Dante habe in der „Divina Commedia“ auch Politik und den Umgang seiner Zeitgenossen miteinander kritisiert, erläutert Novitzky seine Recherche. „Es ist traurig und stört mich, dass wir 700 Jahre später nichts aus negativen Erfahrungen gelernt haben. Das war meine Inspiration“, sagt der Choreograf, der Dantes Buch nicht vertanzen, sondern in eine eigene Welt überführen will. „Ich schicke einen Protagonisten, den David Moore interpretiert, auf eine eher abstrakte Reise.“
Höllische Energien
„The Place of Choice“ nennt Roman Novitzky sein Stück, das das Verwirrtsein einer Menschheit am Scheideweg spiegeln will. „Wo gehen wir hin? Wir treffen jeden Tag so viele Entscheidungen. Jede hat Konsequenzen. Ob die gut oder schlecht sind, ist oft so schwer einzuschätzen, dass es einem auch Angst machen kann“, sagt der Choreograf und macht neugierig darauf, welche Energie Hölle und Paradies auf der Ballettbühne freisetzen.
Info
Termin „Novitzky/Dawson“ hat am 28. Juni um 19 Uhr im Opernhaus Premiere. Neun weitere Aufführungen gibt es bis zum 22. Juli. In der nächsten Saison steht der zweiteilige Ballettabend vier Mal vom 29. September bis zum 9. Oktober auf dem Spielplan.

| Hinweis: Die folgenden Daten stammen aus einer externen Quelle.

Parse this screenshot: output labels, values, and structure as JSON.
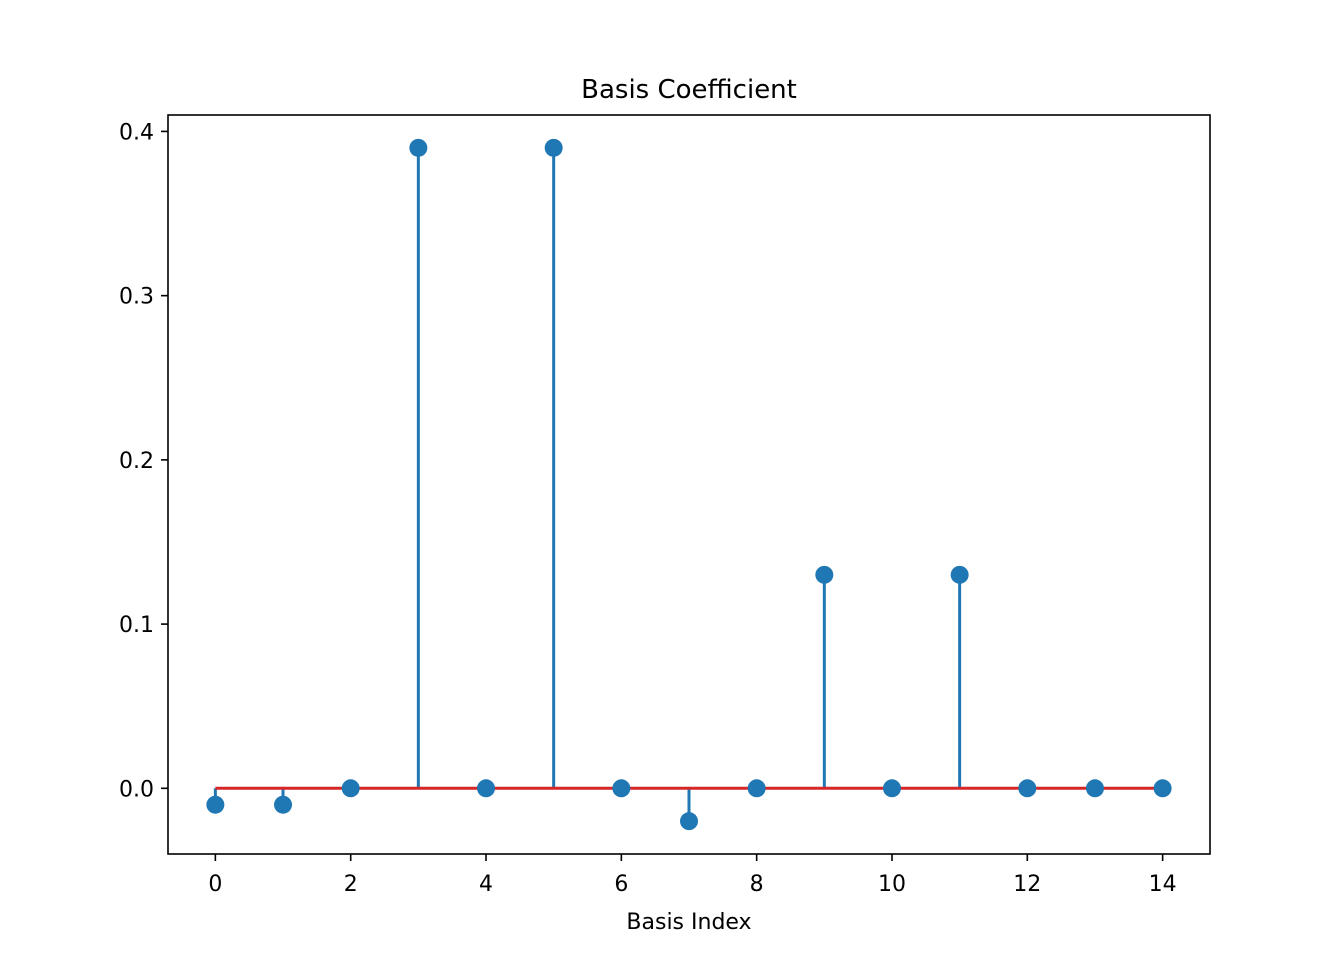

Künstler David Dawson tanzte für Kompanien wie das English National Ballet, das Niederländische Nationalballett und das Ballett Frankfurt unter William Forsythe. Als Choreograf war er viele Jahre dem Ballett der Semperoper verbunden und arbeitet eng mit Het Nationale Ballet in Amsterdam zusammen. Roman Novitzky ist seit 2009 Mitglied des Stuttgarter Balletts. 2022 beendete der Erste Solist seine aktive Karriere und ist seither Artist in Residence der Kompanie.